The Merritt Parkway is acknowledged as a local treasure. Dating back to the earliest days of highway building, it provides a scenic trip through our beautiful region.

It's also dangerous. Because it was built for an earlier era of travel, it can't safely accommodate the mad rush of the modern commute. With limited sight lines and encroaching forestry, the parkway presents a daily hazard.

None of this is news. But an ongoing project by the state Department of Transportation to eliminate some particularly unsafe trees has belatedly irked the Merritt Parkway Conservancy. That group says the DOT doesn't appreciate the parkway's history and charm.

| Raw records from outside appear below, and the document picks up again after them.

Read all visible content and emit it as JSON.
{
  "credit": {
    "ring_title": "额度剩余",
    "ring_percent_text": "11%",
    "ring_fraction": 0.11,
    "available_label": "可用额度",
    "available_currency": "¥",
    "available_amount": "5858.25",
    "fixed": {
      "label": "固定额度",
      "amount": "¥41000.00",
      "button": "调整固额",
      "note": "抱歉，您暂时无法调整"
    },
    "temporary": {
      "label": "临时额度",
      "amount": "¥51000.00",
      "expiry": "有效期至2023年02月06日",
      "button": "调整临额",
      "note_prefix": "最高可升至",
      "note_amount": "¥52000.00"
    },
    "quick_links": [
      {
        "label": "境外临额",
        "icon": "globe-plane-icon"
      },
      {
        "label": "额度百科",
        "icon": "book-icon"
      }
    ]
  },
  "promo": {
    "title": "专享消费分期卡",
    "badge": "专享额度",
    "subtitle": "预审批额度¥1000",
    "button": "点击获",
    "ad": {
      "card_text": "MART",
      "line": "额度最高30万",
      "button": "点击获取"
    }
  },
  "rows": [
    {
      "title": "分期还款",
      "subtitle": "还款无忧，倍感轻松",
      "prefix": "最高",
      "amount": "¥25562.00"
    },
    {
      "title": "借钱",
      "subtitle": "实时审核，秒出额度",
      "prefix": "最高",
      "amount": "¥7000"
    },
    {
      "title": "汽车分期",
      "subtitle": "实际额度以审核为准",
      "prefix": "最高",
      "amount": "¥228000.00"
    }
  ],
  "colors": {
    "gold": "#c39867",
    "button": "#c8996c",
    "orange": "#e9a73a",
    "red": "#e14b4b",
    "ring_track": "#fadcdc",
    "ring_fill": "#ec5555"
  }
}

It's a fair point, and the state does, rightfully, put a priority on safety over aesthetics. But the simple truth is this -- the road won't be safer until people drive slower. Without drivers taking responsibility for themselves, all the safety fixes in the world won't matter.

The Merritt is not Interstate 95 (which has its own serious drawbacks). Treating it as such only leads to more accidents.

As preservationists say, the trees are a defining feature of the roadway. But even at moderate speeds, there are any number along the route that present an unacceptable risk. A moderate tree-cutting plan, as the DOT has undertaken, will not ruin the road.

But its safety benefits will be limited until drivers act more responsibly. A road built for Sunday drivers will always be the wrong place to test your vehicle's limits.